|
|
|
|
|
by jstimpfle
713 days ago
|
|
Thanks for clarifying, I understand much better now. And I think I can agree that under a strict interpretation of the rule that UB doesn't get reordered with observable behaviour the GCC output in the godbolt is wrong. Maybe it has something to do with the fact that it's volatiles? I've hardly used volatiles, but as far as I know their semantics have traditionally been somewhat wacky -- poorly understood by programmers and having inconsistent implementations in compilers. I think I've once read that a sequence of volatile accesses can't be reordered, but other memory accesses can very well be reordered around memory accesses. Something like that -- maybe the rules in the compiler are too complicated leading to an optimization like that, which seems erroneous. But look at this, where I've replaced the volatile access with a printf() call as you describe: https://godbolt.org/z/Ec8aYnc3d . It _does_ get optimized if the division comes before the printf. The compiler seems to be able to do the hoisting (or maybe that can be called "peeling" too?). But not if you swap the two lines such that the printf comes before the division. Maybe the compiler does in fact see that to keep ordering of observable effects, it would have to duplicate both lines, effectively duplicating the entire loop body for a single loop iteration. In any case, it's keeping both the printf() and the div in the loop body. |
|
If the first div happens before the first printf, then it can be CSE out of the loop as any trap would have happened before the printf anyway, so no reordering, and if it didn't trap the first time it wouldn't have trapped later either. In this case CSE is fine and there are no reordering.

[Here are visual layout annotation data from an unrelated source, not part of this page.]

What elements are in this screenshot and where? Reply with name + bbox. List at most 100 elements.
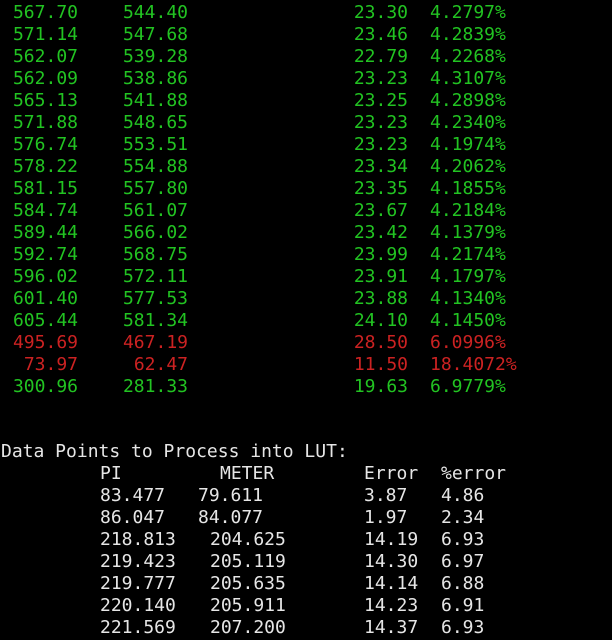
error-value: 23.88 [353, 288, 408, 309]
meter-value: 561.07 [122, 200, 188, 221]
table-row: 592.74 568.75 23.99 4.2174% [0, 244, 612, 266]
meter-value: 548.65 [122, 112, 188, 133]
meter-value: 207.200 [210, 617, 286, 638]
pi-value: 576.74 [12, 134, 78, 155]
terminal-window[interactable]: 567.70 544.40 23.30 4.2797% 571.14 547.68 23.4… [0, 0, 612, 640]
table-row: 589.44 566.02 23.42 4.1379% [0, 222, 612, 244]
error-value: 23.23 [353, 68, 408, 89]
table-row: 221.569 207.200 14.37 6.93 [0, 617, 612, 639]
error-value: 23.23 [353, 134, 408, 155]
percent-error-value: 4.3107% [430, 68, 506, 89]
error-value: 14.23 [364, 595, 419, 616]
table-row: 578.22 554.88 23.34 4.2062% [0, 156, 612, 178]
pi-value: 495.69 [12, 332, 78, 353]
table-row: 571.14 547.68 23.46 4.2839% [0, 24, 612, 46]
pi-value: 218.813 [100, 529, 176, 550]
percent-error-value: 4.1797% [430, 266, 506, 287]
error-value: 14.19 [364, 529, 419, 550]
table-row: 576.74 553.51 23.23 4.1974% [0, 134, 612, 156]
pi-value: 83.477 [100, 485, 166, 506]
meter-value: 539.28 [122, 46, 188, 67]
percent-error-value: 4.2062% [430, 156, 506, 177]
table-row: 581.15 557.80 23.35 4.1855% [0, 178, 612, 200]
meter-value: 566.02 [122, 222, 188, 243]
pi-value: 589.44 [12, 222, 78, 243]
percent-error-value: 2.34 [441, 507, 485, 528]
lut-column-headers: PI METER Error %error [0, 463, 612, 485]
error-value: 19.63 [353, 376, 408, 397]
pi-value: 584.74 [12, 200, 78, 221]
meter-value: 557.80 [122, 178, 188, 199]
table-row: 584.74 561.07 23.67 4.2184% [0, 200, 612, 222]
error-value: 3.87 [364, 485, 408, 506]
pi-value: 300.96 [12, 376, 78, 397]
error-value: 14.14 [364, 573, 419, 594]
percent-error-value: 4.2898% [430, 90, 506, 111]
pi-value: 73.97 [23, 354, 78, 375]
percent-error-value: 4.2797% [430, 2, 506, 23]
table-row: 218.813 204.625 14.19 6.93 [0, 529, 612, 551]
table-row: 571.88 548.65 23.23 4.2340% [0, 112, 612, 134]
meter-value: 205.911 [210, 595, 286, 616]
pi-value: 578.22 [12, 156, 78, 177]
pi-value: 562.09 [12, 68, 78, 89]
table-row: 562.09 538.86 23.23 4.3107% [0, 68, 612, 90]
column-header-pi: PI [100, 463, 122, 484]
meter-value: 568.75 [122, 244, 188, 265]
table-row: 562.07 539.28 22.79 4.2268% [0, 46, 612, 68]
meter-value: 281.33 [122, 376, 188, 397]
error-value: 23.42 [353, 222, 408, 243]
meter-value: 544.40 [122, 2, 188, 23]
table-row: 495.69 467.19 28.50 6.0996% [0, 332, 612, 354]
pi-value: 571.14 [12, 24, 78, 45]
table-row: 565.13 541.88 23.25 4.2898% [0, 90, 612, 112]
error-value: 14.37 [364, 617, 419, 638]
percent-error-value: 6.97 [441, 551, 485, 572]
percent-error-value: 6.91 [441, 595, 485, 616]
meter-value: 547.68 [122, 24, 188, 45]
pi-value: 596.02 [12, 266, 78, 287]
meter-value: 204.625 [210, 529, 286, 550]
error-value: 14.30 [364, 551, 419, 572]
error-value: 23.34 [353, 156, 408, 177]
table-row: 219.777 205.635 14.14 6.88 [0, 573, 612, 595]
error-value: 11.50 [353, 354, 408, 375]
column-header-percent-error: %error [441, 463, 507, 484]
meter-value: 84.077 [198, 507, 264, 528]
meter-value: 554.88 [122, 156, 188, 177]
pi-value: 567.70 [12, 2, 78, 23]
meter-value: 79.611 [198, 485, 264, 506]
column-header-error: Error [364, 463, 419, 484]
pi-value: 581.15 [12, 178, 78, 199]
error-value: 1.97 [364, 507, 408, 528]
pi-value: 562.07 [12, 46, 78, 67]
lut-heading-line: Data Points to Process into LUT: [0, 441, 612, 463]
pi-value: 601.40 [12, 288, 78, 309]
error-value: 23.35 [353, 178, 408, 199]
meter-value: 467.19 [122, 332, 188, 353]
table-row: 605.44 581.34 24.10 4.1450% [0, 310, 612, 332]
table-row: 601.40 577.53 23.88 4.1340% [0, 288, 612, 310]
pi-value: 219.423 [100, 551, 176, 572]
percent-error-value: 6.0996% [430, 332, 506, 353]
error-value: 23.99 [353, 244, 408, 265]
percent-error-value: 4.2174% [430, 244, 506, 265]
error-value: 23.91 [353, 266, 408, 287]
percent-error-value: 18.4072% [430, 354, 517, 375]
percent-error-value: 4.2184% [430, 200, 506, 221]
pi-value: 592.74 [12, 244, 78, 265]
error-value: 28.50 [353, 332, 408, 353]
error-value: 23.46 [353, 24, 408, 45]
error-value: 23.67 [353, 200, 408, 221]
error-value: 23.30 [353, 2, 408, 23]
meter-value: 205.635 [210, 573, 286, 594]
meter-value: 538.86 [122, 68, 188, 89]
pi-value: 565.13 [12, 90, 78, 111]
percent-error-value: 4.1340% [430, 288, 506, 309]
pi-value: 571.88 [12, 112, 78, 133]
pi-value: 219.777 [100, 573, 176, 594]
table-row: 219.423 205.119 14.30 6.97 [0, 551, 612, 573]
pi-value: 220.140 [100, 595, 176, 616]
table-row: 220.140 205.911 14.23 6.91 [0, 595, 612, 617]
table-row: 86.047 84.077 1.97 2.34 [0, 507, 612, 529]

If the div happens after printf, then reordering is prohibited not only to preserve side effects before UB (which we have seen GCC doesn't necessarily respects), but because for the most part printf is treated as an opaque function: it could legitimately exit, or longjump out of the function or never return, so on the abstract machine the UB might not happen at all. So it is not safe to hoist trapping instruction like div above opaque functions (but it is safe to sink them).
Still the modification I showed for volatile can be applied as well: peel the first iteration out of the loop so that the first printf can be done before computing the div to be CSEd out of the loop. But GCC doesn't do it although it seems desirable.